Receivables Finance refers to several options a company has to raise funds against invoices that have been generated but not paid. The notion of ‘receivables’ refers to unpaid invoices. The options in receivables finance revolve around using these unpaid invoices to generate cash for a company. This liberated cash can be used to strengthen working capital as well as make improvements to a company.
Receivables is often referred to as ‘trade receivables’ and ‘accounts receivable’.
Receivables Finance
There are 3 main types of receivables finance available to a company:
- Factoring. This is when a company takes an unpaid invoice to a factoring company. The factoring company confirms the legitimacy of the invoice. If the factoring company is satisfied the invoice is genuine, it will enter into an agreement with the company whereby they will pay 70-90% of the face value of the invoice within a couple of days. The factoring company will wait to take payment from the debtor. Once the debt has been paid, the factoring company deducts its fee and remits the remaining money to the company that used its services.

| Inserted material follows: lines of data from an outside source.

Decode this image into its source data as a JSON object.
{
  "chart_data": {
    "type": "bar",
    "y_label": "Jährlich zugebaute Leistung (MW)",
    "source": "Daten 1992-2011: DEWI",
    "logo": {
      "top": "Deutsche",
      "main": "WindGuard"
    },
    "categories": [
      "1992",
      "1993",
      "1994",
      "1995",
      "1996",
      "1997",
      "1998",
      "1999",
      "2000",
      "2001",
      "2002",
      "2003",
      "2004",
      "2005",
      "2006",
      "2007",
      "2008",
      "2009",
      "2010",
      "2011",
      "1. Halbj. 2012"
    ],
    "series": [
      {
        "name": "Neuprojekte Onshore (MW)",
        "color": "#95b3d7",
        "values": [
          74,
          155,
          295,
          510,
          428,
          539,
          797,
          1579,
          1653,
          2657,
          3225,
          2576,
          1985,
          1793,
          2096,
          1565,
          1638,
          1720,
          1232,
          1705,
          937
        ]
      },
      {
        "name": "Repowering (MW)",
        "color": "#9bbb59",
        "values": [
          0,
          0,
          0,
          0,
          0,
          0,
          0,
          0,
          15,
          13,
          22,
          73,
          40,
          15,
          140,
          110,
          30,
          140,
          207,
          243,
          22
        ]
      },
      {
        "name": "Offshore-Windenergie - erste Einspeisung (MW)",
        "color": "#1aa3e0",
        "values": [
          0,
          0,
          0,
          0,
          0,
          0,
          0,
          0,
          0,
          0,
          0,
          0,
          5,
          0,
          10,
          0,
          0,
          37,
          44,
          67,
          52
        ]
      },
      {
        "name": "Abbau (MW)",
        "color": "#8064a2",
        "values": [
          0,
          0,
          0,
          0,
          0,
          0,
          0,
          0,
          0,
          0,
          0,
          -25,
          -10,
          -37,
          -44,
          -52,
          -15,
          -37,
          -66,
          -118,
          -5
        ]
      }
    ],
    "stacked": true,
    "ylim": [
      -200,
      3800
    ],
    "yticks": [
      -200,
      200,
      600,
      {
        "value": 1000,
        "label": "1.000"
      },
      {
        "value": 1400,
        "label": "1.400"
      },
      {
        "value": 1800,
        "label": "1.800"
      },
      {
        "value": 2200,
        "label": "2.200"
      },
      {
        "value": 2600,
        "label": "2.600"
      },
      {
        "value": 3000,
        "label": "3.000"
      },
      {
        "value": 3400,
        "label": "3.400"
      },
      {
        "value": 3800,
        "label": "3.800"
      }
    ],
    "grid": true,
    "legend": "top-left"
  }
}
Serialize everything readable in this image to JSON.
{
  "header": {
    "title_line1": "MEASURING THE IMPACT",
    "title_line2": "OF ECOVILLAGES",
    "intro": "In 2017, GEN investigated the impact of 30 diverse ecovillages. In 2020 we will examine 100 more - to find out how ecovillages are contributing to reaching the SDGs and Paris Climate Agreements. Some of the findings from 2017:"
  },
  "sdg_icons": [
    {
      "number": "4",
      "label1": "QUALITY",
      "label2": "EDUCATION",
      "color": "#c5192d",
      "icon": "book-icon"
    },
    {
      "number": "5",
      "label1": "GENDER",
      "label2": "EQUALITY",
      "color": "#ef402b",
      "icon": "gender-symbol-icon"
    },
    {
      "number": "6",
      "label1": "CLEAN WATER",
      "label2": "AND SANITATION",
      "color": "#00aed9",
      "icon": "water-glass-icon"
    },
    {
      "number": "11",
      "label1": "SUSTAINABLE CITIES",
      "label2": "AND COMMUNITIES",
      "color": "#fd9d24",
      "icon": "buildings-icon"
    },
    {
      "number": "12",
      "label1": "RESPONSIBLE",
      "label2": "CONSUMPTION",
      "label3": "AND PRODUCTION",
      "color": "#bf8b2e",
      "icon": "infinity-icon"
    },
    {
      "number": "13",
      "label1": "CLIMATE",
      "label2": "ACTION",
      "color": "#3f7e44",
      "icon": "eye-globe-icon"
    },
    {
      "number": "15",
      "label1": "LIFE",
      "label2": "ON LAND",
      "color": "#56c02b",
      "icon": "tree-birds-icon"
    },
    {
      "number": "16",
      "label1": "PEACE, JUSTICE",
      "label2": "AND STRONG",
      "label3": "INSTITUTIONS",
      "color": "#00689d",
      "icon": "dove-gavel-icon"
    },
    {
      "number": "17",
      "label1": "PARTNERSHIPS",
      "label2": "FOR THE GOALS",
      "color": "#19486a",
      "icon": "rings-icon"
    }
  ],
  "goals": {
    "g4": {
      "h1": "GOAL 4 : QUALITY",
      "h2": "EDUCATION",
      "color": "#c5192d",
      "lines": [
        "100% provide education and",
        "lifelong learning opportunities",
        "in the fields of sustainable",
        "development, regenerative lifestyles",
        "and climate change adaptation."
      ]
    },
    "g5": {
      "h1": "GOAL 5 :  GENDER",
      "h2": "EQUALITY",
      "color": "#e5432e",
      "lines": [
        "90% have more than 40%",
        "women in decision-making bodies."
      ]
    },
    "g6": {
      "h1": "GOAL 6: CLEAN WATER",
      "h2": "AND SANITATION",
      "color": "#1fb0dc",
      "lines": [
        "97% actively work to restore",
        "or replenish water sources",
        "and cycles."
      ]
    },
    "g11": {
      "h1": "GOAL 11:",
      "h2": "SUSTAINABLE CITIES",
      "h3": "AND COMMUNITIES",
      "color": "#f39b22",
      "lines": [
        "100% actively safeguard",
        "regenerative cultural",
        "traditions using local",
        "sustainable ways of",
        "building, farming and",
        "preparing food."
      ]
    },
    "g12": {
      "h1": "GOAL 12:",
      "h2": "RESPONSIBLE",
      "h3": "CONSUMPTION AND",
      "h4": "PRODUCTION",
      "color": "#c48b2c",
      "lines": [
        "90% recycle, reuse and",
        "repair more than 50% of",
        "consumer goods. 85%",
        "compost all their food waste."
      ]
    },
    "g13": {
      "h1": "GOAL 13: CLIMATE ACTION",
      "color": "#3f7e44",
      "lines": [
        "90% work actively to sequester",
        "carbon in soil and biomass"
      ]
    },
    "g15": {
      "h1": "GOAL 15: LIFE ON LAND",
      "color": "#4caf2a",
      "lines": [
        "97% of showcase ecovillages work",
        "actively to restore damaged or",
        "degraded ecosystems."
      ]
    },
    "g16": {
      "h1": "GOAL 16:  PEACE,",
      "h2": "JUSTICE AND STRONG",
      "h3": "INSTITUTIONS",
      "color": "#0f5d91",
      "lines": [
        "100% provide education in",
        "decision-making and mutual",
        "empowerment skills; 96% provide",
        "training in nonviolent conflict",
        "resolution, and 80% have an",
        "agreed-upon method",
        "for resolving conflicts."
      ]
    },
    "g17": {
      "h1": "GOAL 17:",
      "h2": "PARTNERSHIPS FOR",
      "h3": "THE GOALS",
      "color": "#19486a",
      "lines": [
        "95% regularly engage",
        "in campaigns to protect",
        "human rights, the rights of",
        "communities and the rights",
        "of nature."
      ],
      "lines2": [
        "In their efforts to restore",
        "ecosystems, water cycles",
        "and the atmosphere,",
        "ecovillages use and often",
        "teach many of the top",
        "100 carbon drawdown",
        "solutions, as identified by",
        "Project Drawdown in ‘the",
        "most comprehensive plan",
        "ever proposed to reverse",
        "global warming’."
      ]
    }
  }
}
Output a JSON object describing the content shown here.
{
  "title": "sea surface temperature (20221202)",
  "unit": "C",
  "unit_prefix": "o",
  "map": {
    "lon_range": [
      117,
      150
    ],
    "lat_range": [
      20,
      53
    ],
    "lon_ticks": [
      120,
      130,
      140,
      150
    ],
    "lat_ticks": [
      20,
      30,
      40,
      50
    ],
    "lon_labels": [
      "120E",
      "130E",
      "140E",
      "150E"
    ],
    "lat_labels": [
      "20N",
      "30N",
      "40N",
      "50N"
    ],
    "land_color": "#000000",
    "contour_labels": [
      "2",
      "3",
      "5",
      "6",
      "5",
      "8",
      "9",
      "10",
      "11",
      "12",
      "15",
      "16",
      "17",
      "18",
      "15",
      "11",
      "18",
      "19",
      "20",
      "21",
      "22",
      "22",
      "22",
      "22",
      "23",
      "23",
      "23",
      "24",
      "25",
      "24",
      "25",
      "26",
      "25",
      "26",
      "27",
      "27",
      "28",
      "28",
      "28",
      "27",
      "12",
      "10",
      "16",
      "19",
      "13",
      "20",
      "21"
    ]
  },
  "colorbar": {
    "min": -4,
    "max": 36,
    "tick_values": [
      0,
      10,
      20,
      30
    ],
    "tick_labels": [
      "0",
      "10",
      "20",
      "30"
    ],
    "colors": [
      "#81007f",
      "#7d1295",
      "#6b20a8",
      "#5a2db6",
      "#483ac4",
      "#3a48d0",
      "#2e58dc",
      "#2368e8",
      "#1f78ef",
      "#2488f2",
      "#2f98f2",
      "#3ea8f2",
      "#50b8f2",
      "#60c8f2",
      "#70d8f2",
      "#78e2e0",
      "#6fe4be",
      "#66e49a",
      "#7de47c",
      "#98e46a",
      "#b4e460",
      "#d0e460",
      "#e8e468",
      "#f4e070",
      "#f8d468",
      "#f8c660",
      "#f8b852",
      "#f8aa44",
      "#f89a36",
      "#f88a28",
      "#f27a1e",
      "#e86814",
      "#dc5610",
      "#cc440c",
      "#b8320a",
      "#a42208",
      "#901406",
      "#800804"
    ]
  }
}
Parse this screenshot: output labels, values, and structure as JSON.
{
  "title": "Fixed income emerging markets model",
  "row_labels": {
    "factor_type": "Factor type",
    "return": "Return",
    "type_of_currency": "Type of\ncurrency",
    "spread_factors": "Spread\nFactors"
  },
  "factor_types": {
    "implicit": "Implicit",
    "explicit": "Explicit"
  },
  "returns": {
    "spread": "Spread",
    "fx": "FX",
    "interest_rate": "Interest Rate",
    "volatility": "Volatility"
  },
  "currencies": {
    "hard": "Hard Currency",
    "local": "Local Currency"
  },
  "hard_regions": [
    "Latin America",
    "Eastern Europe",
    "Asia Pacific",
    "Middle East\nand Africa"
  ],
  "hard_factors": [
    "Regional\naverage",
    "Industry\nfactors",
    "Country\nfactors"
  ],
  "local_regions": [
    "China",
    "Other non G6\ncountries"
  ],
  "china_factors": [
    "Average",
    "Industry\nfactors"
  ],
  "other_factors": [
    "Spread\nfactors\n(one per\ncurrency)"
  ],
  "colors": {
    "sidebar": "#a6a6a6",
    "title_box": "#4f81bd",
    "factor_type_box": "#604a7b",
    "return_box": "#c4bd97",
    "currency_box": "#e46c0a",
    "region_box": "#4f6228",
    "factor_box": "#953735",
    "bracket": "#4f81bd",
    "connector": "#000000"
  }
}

- Invoice Discounting. This is similar to factoring. With invoice discounting a third party accepts an unpaid invoice as grounds to release 70-90% of the invoice value to the company awaiting payment. The main difference with factoring is that it remains the responsibility of the company to chase up clients for payment. Invoice discounting is often done without the knowledge of clients.
- Asset-based lending. This is when a company can use a third party to release the funds early but secured against collateral. This collateral could be inventory, equipment, commercial property or accounts receivable.
More Considerations
Receivables financing offers several options. It is up to a company using its receivables to secure early payment of invoices to pick carefully. Here are some of the salient considerations:
- Recourse or non-recourse? ‘Recourse’ is a legal term meaning there is a legal and enforceable right of compensation. In recourse factoring the factoring company does not take responsibility for paying the amount due if the debtor defaults, goes bankrupt etc. A company using recourse factoring should choose carefully which invoices to use in this type of receivables finance. The opposite is the case with non-recourse factoring. In this scenario the factoring firm accepts the invoice at a discount price and it is the factoring firm’s responsibility to collect on the due date for the invoice. For this reason, non-recourse factoring incurs higher fees.
- Sale or Loan? A company must decide whether they are selling receivables to a financier to access early payment, or whether the receivables are kept but used as security on a loan.
- Who chases up the money? Receivables finance often allows for discretion on who the debtor communicates with regarding late payment. Clients can often take umbrage at being hounded by a third party for payment. However, factoring firms often have experience and a dedicated legal team to make sure the original invoice is paid in full.
In Summary
Receivables refers to invoices for sales made that have not been paid for. A company can use these receivables to secure early payment via a third party, usually a factoring company. When structuring receivables finance it is important for a company to make sure they are deploying the best options.